Falling and failing (to learn): Evidence from a Nation-Wide Cybersecurity Field Experiment with SMEs with Aurelien Baillon, Francesco Capozza, Thomas Dirkmaat, Amber Druten & Evelien van der veer . Journal of Economic Behavior and Organization. Volume 230, February 2025, 106868
Prior experiences are crucial in shaping risk prevention behavior. Previous studies have shown that experiencing a simulated phishing attack (a ``phishing drill") reduces the likelihood of clicking on unsafe links and disclosing one's password. In a large field experiment involving 670 small and medium-sized enterprises (SMEs) and their 33,000 employees, we examined the impact of experience on individuals' ability to detect cyber-security threats, and whether this effect persisted over several months. We collected data at both the company and individual levels, including risk preference, time preference, and trust. Our findings indicate only a non-systematic, short-term effect of previous phishing emails on clicking behavior. A cluster of individuals with greater patience, trust, and risk seeking was the most likely to benefit from phishing drills.
Learning gaps? Described versus Experienced Signals (Job Market Paper)
We study the effect of learning the relationship between signals and payoff-relevant events by description or by experience. Employing a novel method for eliciting ambiguity attitudes, where beliefs and attitudes are disentangled, two gaps are identified. The first gap concerns attitudes: aversion is lower in experience and decreases with higher signal informativeness, while insensitivity is higher for experience but reduced by informativeness of the signal in both conditions. The second gap pertains to belief updating: subjects are more responsive to new information in experience than in description. The findings show that direct experience brings people closer to Bayesian rationality than description does.
A simple betting rule to incentivize the elicitation of continuous distributions With Aurelien Baillon and Thomas de Haan.
We introduce an incentive mechanism, call a betting rule, to elicit continuous distribution.
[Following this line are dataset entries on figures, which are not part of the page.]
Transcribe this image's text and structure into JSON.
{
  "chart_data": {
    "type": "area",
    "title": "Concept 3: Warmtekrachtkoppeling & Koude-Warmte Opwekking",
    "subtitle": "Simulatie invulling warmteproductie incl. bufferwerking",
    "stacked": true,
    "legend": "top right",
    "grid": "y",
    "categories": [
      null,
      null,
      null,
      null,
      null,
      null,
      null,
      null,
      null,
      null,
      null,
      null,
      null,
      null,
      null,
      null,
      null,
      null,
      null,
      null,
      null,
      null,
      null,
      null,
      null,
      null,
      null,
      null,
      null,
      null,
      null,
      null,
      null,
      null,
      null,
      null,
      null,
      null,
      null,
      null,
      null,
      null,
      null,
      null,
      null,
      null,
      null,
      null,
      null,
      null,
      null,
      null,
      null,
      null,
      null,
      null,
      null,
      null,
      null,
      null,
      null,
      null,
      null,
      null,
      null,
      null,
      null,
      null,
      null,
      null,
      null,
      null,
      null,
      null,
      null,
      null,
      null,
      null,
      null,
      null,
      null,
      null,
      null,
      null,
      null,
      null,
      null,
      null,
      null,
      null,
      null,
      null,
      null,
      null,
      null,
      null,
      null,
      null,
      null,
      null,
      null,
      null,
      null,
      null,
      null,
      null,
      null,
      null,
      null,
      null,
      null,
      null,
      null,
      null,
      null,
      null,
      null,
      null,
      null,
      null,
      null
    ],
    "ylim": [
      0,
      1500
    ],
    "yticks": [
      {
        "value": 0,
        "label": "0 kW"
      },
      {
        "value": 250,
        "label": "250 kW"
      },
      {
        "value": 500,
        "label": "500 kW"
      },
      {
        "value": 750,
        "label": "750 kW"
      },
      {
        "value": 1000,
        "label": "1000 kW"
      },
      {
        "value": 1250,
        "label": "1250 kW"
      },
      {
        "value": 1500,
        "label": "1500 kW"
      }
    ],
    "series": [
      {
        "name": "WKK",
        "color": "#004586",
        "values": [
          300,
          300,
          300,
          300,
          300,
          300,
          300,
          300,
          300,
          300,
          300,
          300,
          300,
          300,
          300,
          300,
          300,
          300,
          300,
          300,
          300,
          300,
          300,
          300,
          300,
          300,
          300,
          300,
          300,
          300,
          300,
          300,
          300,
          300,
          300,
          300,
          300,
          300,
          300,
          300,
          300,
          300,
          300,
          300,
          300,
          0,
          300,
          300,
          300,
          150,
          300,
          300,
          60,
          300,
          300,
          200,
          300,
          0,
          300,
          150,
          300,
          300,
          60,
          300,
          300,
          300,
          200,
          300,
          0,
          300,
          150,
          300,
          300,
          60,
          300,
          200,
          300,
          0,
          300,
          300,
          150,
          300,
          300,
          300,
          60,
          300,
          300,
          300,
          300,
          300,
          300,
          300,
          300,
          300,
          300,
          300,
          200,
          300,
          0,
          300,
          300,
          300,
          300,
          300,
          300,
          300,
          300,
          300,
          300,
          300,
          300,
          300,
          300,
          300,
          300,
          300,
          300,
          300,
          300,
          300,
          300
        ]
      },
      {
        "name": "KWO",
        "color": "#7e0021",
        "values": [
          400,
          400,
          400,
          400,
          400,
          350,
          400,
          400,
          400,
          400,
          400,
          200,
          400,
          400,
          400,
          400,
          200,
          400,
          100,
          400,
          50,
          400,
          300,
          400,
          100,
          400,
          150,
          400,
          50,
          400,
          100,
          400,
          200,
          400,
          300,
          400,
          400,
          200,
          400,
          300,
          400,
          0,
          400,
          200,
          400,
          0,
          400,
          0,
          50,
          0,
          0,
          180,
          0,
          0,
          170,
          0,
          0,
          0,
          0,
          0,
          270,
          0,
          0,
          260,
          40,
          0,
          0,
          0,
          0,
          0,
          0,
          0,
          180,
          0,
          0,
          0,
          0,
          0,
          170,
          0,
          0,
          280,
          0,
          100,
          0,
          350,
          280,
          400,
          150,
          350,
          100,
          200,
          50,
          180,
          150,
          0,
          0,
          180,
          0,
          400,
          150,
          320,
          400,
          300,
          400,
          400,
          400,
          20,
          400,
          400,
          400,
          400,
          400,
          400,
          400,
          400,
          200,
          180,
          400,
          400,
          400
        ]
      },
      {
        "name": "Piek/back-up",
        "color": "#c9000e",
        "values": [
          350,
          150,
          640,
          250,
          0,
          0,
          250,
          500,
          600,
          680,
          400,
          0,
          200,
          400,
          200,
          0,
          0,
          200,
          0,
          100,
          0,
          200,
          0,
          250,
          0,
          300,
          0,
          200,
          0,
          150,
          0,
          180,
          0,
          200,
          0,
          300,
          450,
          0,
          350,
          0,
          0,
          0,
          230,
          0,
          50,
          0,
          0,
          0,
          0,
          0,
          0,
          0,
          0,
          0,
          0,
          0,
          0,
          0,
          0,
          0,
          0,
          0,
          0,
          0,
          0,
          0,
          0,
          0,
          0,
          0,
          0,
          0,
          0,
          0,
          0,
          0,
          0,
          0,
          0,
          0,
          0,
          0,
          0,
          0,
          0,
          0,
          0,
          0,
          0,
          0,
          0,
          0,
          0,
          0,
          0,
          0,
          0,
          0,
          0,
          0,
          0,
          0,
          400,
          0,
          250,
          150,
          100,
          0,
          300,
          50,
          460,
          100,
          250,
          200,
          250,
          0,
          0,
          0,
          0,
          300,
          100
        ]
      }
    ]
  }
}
We show it is behaviorally proper, in the sense that it provides incentives to report accurate beliefs even for non-expected utility maximizers and it is transparent and easy to understand.
The cost of going against the tide: the effect of stereotypes on ambiguity attitudes with Cedric Gutierrez, Marine Hainguerlot and Chen Li.
We investigated whether people's ambiguity attitudes and beliefs about others' competence depend on the stereotypicality of others' profiles. We found that people are more ambiguity averse about men's performance in a task that they are expected to perform well when they have a counter-stereotypical background. Also, people hold more pessimistic beliefs about them, and the effect of these pessimistic beliefs are comparatively enlarged by judges being less a-insensitive towards them. In this sense, counter-stereotypical men were punished both in terms of ambiguity attitudes and beliefs about their competence. Learning of new information diminished the penalty for men in terms of ambiguity attitudes, but more pessimistic beliefs about them persisted.